Hardware accelerated video motion detection uses an Intel library connected to the GPU on Intel CPUs that support Intel Quick Sync.
You can measure the GPU load with a third-party tool, for example, GPU-z. Note that it only measures the load on the first GPU core and GPU load is based on current frequency, not accounting for GPU clocking up and down.
To see if video motion detection is hardware accelerated for a specific camera, enable logging on the recoding server log file. Set level to Debug and diagnostics is logged to the DeviceHandling.log. The log follows the pattern:
[time] [274] DEBUG – [guid] [name] Configured decoding: Automatic: Actual decoding: hardware
The OS version of the recording server and CPU generation may impact performance of hardware accelerated video motion detection.

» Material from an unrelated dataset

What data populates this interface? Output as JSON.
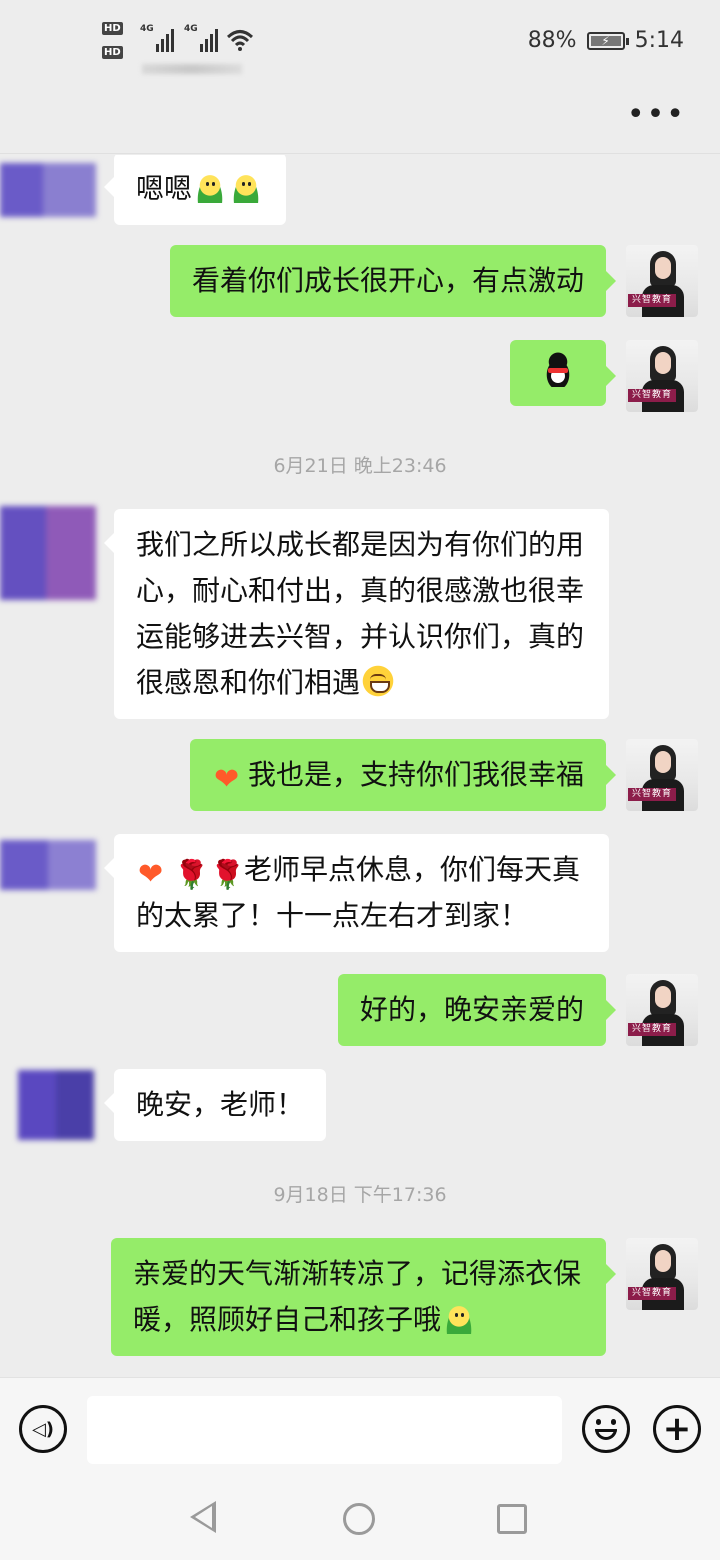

GPU memory allocation is often the bottleneck with older versions (typical limit is between 0.5 GB and 1.7 GB).
Systems based on Windows 10 / Server 2016 and 6th generation CPU (Skylake) or newer can allocate 50% of system memory to GPU and thereby removing or reducing this bottleneck.
6th generation Intel CPUs does provide hardware accelerated decoding of H.265, so the performance is comparable with H.264 for these versions of CPU.